As a curator, Mr. Driskell’s famous exhibition “Two Centuries of Black American Art: 1750–1950,” which opened at the Los Angeles County Museum of Art in 1976, is now considered one of the most important surveys of African-American art. By framing the exhibit through a historical lens, he provided irrefutable proof to white-led American art institutions that black artists had made significant contributions to American art history and signaled an end to their being ignored.

He began a distinguished teaching career at Talladega College in 1955. He also taught at Howard and Fisk universities before joining the faculty at the University of Maryland in 1977.

One of his students at Howard University was Dr. Levy M. Armwood Jr., the longtime pastor and minister of music at Ebenezer Baptist Church in Richmond. When Dr. Armwood died earlier this year, Mr. Driskell offered reflections during the Feb. 22 funeral at the Jackson Ward church.

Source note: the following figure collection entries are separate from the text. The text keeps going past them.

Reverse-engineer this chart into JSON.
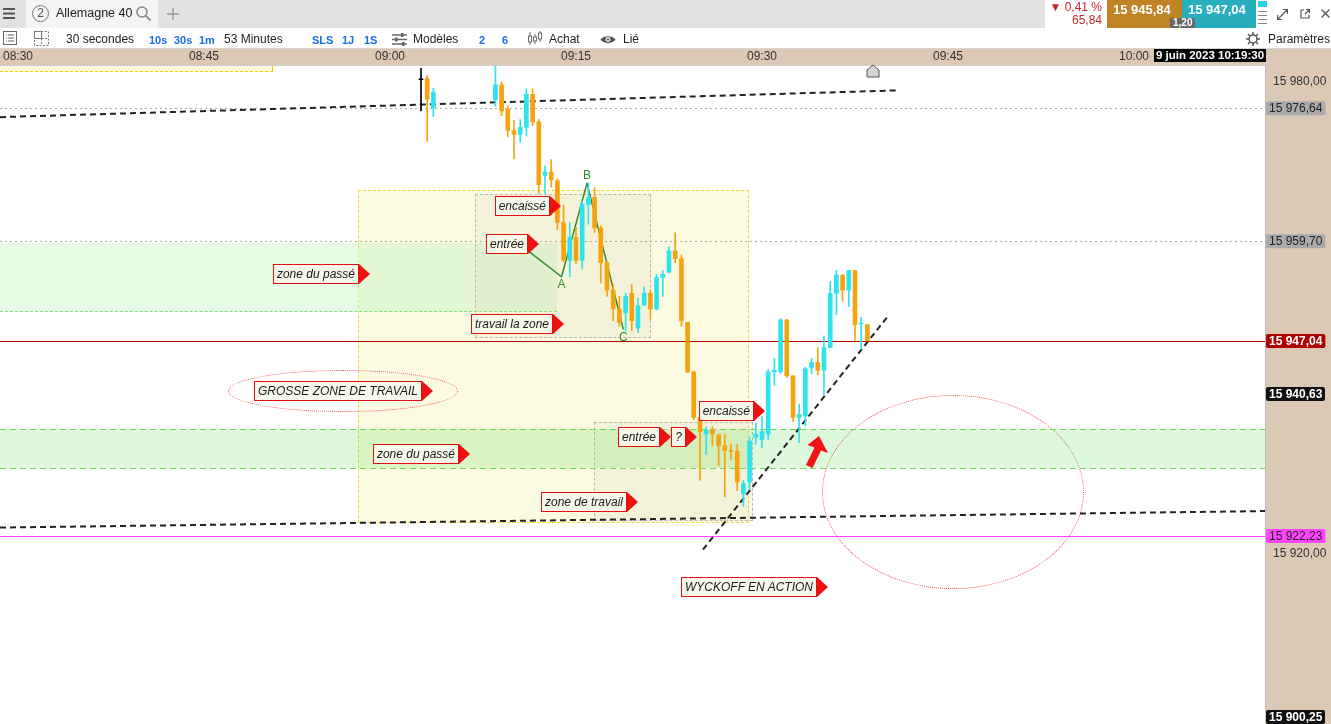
{
  "chart_data": {
    "type": "candlestick",
    "x": [
      9.0417,
      9.05,
      9.0583,
      9.1417,
      9.15,
      9.1583,
      9.1667,
      9.175,
      9.1833,
      9.1917,
      9.2,
      9.2083,
      9.2167,
      9.225,
      9.2333,
      9.2417,
      9.25,
      9.2583,
      9.2667,
      9.275,
      9.2833,
      9.2917,
      9.3,
      9.3083,
      9.3167,
      9.325,
      9.3333,
      9.3417,
      9.35,
      9.3583,
      9.3667,
      9.375,
      9.3833,
      9.3917,
      9.4,
      9.4083,
      9.4167,
      9.425,
      9.4333,
      9.4417,
      9.45,
      9.4583,
      9.4667,
      9.475,
      9.4833,
      9.4917,
      9.5,
      9.5083,
      9.5167,
      9.525,
      9.5333,
      9.5417,
      9.55,
      9.5583,
      9.5667,
      9.575,
      9.5833,
      9.5917,
      9.6,
      9.6083,
      9.6167,
      9.625,
      9.6333,
      9.6417
    ],
    "ohlc": [
      [
        15980.25,
        15981.7,
        15976.3,
        15980.25
      ],
      [
        15980.4,
        15980.8,
        15972.4,
        15977.8
      ],
      [
        15976.7,
        15979.2,
        15975.6,
        15978.7
      ],
      [
        15977.7,
        15982.0,
        15976.9,
        15979.6
      ],
      [
        15979.6,
        15980.0,
        15975.7,
        15976.3
      ],
      [
        15976.5,
        15976.9,
        15973.0,
        15973.8
      ],
      [
        15973.8,
        15975.1,
        15970.2,
        15973.3
      ],
      [
        15973.3,
        15975.2,
        15972.3,
        15974.2
      ],
      [
        15974.2,
        15979.1,
        15973.1,
        15978.4
      ],
      [
        15978.4,
        15979.1,
        15974.4,
        15974.9
      ],
      [
        15974.9,
        15975.2,
        15965.8,
        15966.9
      ],
      [
        15968.1,
        15969.3,
        15965.8,
        15968.5
      ],
      [
        15968.5,
        15970.1,
        15966.6,
        15967.5
      ],
      [
        15967.4,
        15967.7,
        15961.2,
        15962.1
      ],
      [
        15962.1,
        15964.3,
        15957.1,
        15957.3
      ],
      [
        15957.3,
        15962.1,
        15955.2,
        15960.2
      ],
      [
        15960.2,
        15961.5,
        15956.9,
        15957.3
      ],
      [
        15957.3,
        15964.8,
        15956.2,
        15964.4
      ],
      [
        15964.4,
        15967.1,
        15961.9,
        15965.3
      ],
      [
        15965.3,
        15966.5,
        15960.8,
        15961.4
      ],
      [
        15961.4,
        15961.7,
        15954.4,
        15957.0
      ],
      [
        15957.0,
        15957.2,
        15952.7,
        15953.5
      ],
      [
        15953.5,
        15954.2,
        15949.6,
        15951.1
      ],
      [
        15951.1,
        15952.7,
        15948.9,
        15949.4
      ],
      [
        15950.6,
        15953.1,
        15948.3,
        15952.7
      ],
      [
        15953.1,
        15954.2,
        15948.3,
        15949.6
      ],
      [
        15948.7,
        15952.5,
        15948.1,
        15951.5
      ],
      [
        15951.6,
        15953.9,
        15951.6,
        15953.1
      ],
      [
        15953.1,
        15953.5,
        15949.8,
        15951.1
      ],
      [
        15951.1,
        15955.5,
        15951.0,
        15955.1
      ],
      [
        15955.1,
        15956.0,
        15952.7,
        15955.5
      ],
      [
        15955.8,
        15959.0,
        15955.7,
        15958.5
      ],
      [
        15958.5,
        15960.8,
        15957.0,
        15957.5
      ],
      [
        15957.5,
        15958.0,
        15948.9,
        15949.6
      ],
      [
        15949.4,
        15949.4,
        15943.0,
        15943.1
      ],
      [
        15943.1,
        15943.2,
        15937.0,
        15937.3
      ],
      [
        15937.3,
        15937.3,
        15929.3,
        15935.5
      ],
      [
        15935.2,
        15936.1,
        15932.6,
        15935.7
      ],
      [
        15935.7,
        15936.1,
        15933.7,
        15935.2
      ],
      [
        15935.1,
        15935.1,
        15931.2,
        15933.7
      ],
      [
        15933.7,
        15935.1,
        15927.2,
        15933.1
      ],
      [
        15933.1,
        15933.9,
        15932.0,
        15933.0
      ],
      [
        15933.0,
        15933.9,
        15928.0,
        15929.1
      ],
      [
        15927.6,
        15929.3,
        15926.0,
        15928.9
      ],
      [
        15929.1,
        15934.8,
        15928.1,
        15934.3
      ],
      [
        15934.8,
        15936.6,
        15933.9,
        15935.2
      ],
      [
        15934.5,
        15937.4,
        15933.5,
        15935.5
      ],
      [
        15935.2,
        15943.4,
        15934.5,
        15943.1
      ],
      [
        15943.1,
        15944.8,
        15941.4,
        15943.3
      ],
      [
        15943.1,
        15949.9,
        15942.9,
        15949.7
      ],
      [
        15949.7,
        15949.8,
        15942.4,
        15942.6
      ],
      [
        15942.6,
        15942.6,
        15936.8,
        15937.3
      ],
      [
        15937.3,
        15939.0,
        15934.1,
        15937.7
      ],
      [
        15937.5,
        15943.7,
        15936.2,
        15943.5
      ],
      [
        15943.6,
        15944.8,
        15942.9,
        15944.3
      ],
      [
        15944.3,
        15946.2,
        15942.7,
        15943.3
      ],
      [
        15943.3,
        15947.7,
        15940.2,
        15946.2
      ],
      [
        15946.2,
        15954.6,
        15946.2,
        15953.1
      ],
      [
        15953.1,
        15956.0,
        15950.4,
        15955.4
      ],
      [
        15955.4,
        15955.5,
        15952.1,
        15953.5
      ],
      [
        15953.5,
        15956.0,
        15951.4,
        15956.0
      ],
      [
        15956.0,
        15956.0,
        15947.1,
        15949.1
      ],
      [
        15949.2,
        15950.0,
        15946.0,
        15949.3
      ],
      [
        15949.1,
        15949.1,
        15947.04,
        15947.04
      ]
    ],
    "colors": [
      "#000000",
      "#f5a30f",
      "#2ee3ec",
      "#2ee3ec",
      "#f5a30f",
      "#f5a30f",
      "#f5a30f",
      "#2ee3ec",
      "#2ee3ec",
      "#f5a30f",
      "#f5a30f",
      "#2ee3ec",
      "#f5a30f",
      "#f5a30f",
      "#f5a30f",
      "#2ee3ec",
      "#f5a30f",
      "#2ee3ec",
      "#2ee3ec",
      "#f5a30f",
      "#f5a30f",
      "#f5a30f",
      "#f5a30f",
      "#f5a30f",
      "#2ee3ec",
      "#f5a30f",
      "#2ee3ec",
      "#2ee3ec",
      "#f5a30f",
      "#2ee3ec",
      "#2ee3ec",
      "#2ee3ec",
      "#f5a30f",
      "#f5a30f",
      "#f5a30f",
      "#f5a30f",
      "#f5a30f",
      "#2ee3ec",
      "#f5a30f",
      "#f5a30f",
      "#f5a30f",
      "#f5a30f",
      "#f5a30f",
      "#2ee3ec",
      "#2ee3ec",
      "#2ee3ec",
      "#2ee3ec",
      "#2ee3ec",
      "#2ee3ec",
      "#2ee3ec",
      "#f5a30f",
      "#f5a30f",
      "#2ee3ec",
      "#2ee3ec",
      "#2ee3ec",
      "#f5a30f",
      "#2ee3ec",
      "#2ee3ec",
      "#2ee3ec",
      "#f5a30f",
      "#2ee3ec",
      "#f5a30f",
      "#2ee3ec",
      "#f5a30f"
    ],
    "xlim": [
      8.4758,
      10.1761
    ],
    "xticks": [
      {
        "value": 8.5,
        "label": "08:30"
      },
      {
        "value": 8.75,
        "label": "08:45"
      },
      {
        "value": 9,
        "label": "09:00"
      },
      {
        "value": 9.25,
        "label": "09:15"
      },
      {
        "value": 9.5,
        "label": "09:30"
      },
      {
        "value": 9.75,
        "label": "09:45"
      },
      {
        "value": 10,
        "label": "10:00"
      }
    ],
    "ylim": [
      15900.25,
      15982.13
    ],
    "yticks": [
      {
        "value": 15920,
        "label": "15 920,00"
      },
      {
        "value": 15980,
        "label": "15 980,00"
      }
    ],
    "series": [
      {
        "type": "line",
        "x": [
          8.4758,
          9.6815
        ],
        "values": [
          15975.5,
          15978.9
        ],
        "color": "#222222",
        "line_style": "dashed"
      },
      {
        "type": "line",
        "x": [
          8.4758,
          10.1761
        ],
        "values": [
          15923.3,
          15925.4
        ],
        "color": "#222222",
        "line_style": "dashed"
      },
      {
        "type": "line",
        "x": [
          9.4207,
          9.6694
        ],
        "values": [
          15920.5,
          15950.2
        ],
        "color": "#222222",
        "line_style": "dashed"
      },
      {
        "type": "line",
        "x": [
          9.1855,
          9.2306,
          9.2648,
          9.3136
        ],
        "values": [
          15958.5,
          15955.2,
          15967.1,
          15948.5
        ],
        "color": "#2e8b2e",
        "line_style": "solid",
        "value_labels": [
          null,
          "A",
          "B",
          "C"
        ]
      }
    ],
    "ref_lines": [
      {
        "axis": "y",
        "value": 15976.64,
        "label": "15 976,64",
        "color": "#aaaaaa",
        "line_style": "dotted"
      },
      {
        "axis": "y",
        "value": 15959.7,
        "label": "15 959,70",
        "color": "#aaaaaa",
        "line_style": "dotted"
      },
      {
        "axis": "y",
        "value": 15947.04,
        "label": "15 947,04",
        "color": "#b00000",
        "line_style": "solid"
      },
      {
        "axis": "y",
        "value": 15922.23,
        "label": "15 922,23",
        "color": "#ff44ff",
        "line_style": "solid"
      },
      {
        "axis": "y",
        "value": 15935.8,
        "color": "#66dd55",
        "line_style": "dashed"
      },
      {
        "axis": "y",
        "value": 15930.9,
        "color": "#66dd55",
        "line_style": "dashed"
      }
    ],
    "bands": [
      {
        "axis": "y",
        "from": 15930.9,
        "to": 15935.8,
        "color": "#66dd55"
      }
    ],
    "annotations": [
      "2",
      "Allemagne 40",
      "30 secondes",
      "10s",
      "30s",
      "1m",
      "53 Minutes",
      "SLS",
      "1J",
      "1S",
      "Modèles",
      "2",
      "6",
      "Achat",
      "Lié",
      "Paramètres",
      "▼ 0,41 %",
      "65,84",
      "15 945,84",
      "15 947,04",
      "1,20",
      "9 juin 2023 10:19:30",
      "zone du passé",
      "entrée",
      "encaissé",
      "travail la zone",
      "GROSSE ZONE DE TRAVAIL",
      "encaissé",
      "entrée",
      "?",
      "zone du passé",
      "zone de travail",
      "WYCKOFF EN ACTION",
      "15 940,63",
      "15 900,25"
    ],
    "legend": false,
    "grid": false,
    "marker": "none"
  }
}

“He was a great pioneer, quite a fine gentleman and learned in the art world,” Dr. Lindley T. Smith, a Richmond ophthalmologist and art collector who was the founding president of the former Friends of African and African-American Art at the Virginia Museum of Fine Arts, told the Free Press.

Dr. Smith said Mr. Driskell came to Richmond and spoke to the group several times. He said he traveled to Maryland to meet with Mr. Driskell, an avid art collector. His holdings included major pieces by Alma Thomas, James Van Der Zee, Norman Lewis, Sam Gilliam, William T. Wil- liams and many others. The collection was the subject of an exhibition at the Newark Museum of Art in New Jersey in 2001.

“He told this great story about walking along in Denmark when he saw a hand-drawn portrait in the window of an antique shop,” Dr. Smith said. “He bought it for maybe $2, and it turned out to be a $20 million portrait done by Rembrandt,” Dr. Smith laughed. “That comes from knowledge. He knew what he was looking at.”

A 2002 article about Mr. Driskell estimated the value of the Rembrandt piece at $100,000.

Highly regarded for his scholarship and knowledge of art, he advised other collectors interested in the work of African-American artists. He began advising actor Bill Cosby about art in 1976, with Mr. Cosby building a collection of more than 100 works through the years.

As an artist, Mr. Driskell was inspired by the trees around his Falmouth, Maine, cabin home and incorporated them as a feature in his work.

Mr. Driskell is survived by his wife, Thelma, and two daughters, Daviryne and Daphne.

A spokeswoman for the Driskell Center said services are not planned at this time because of concerns about the coronavirus.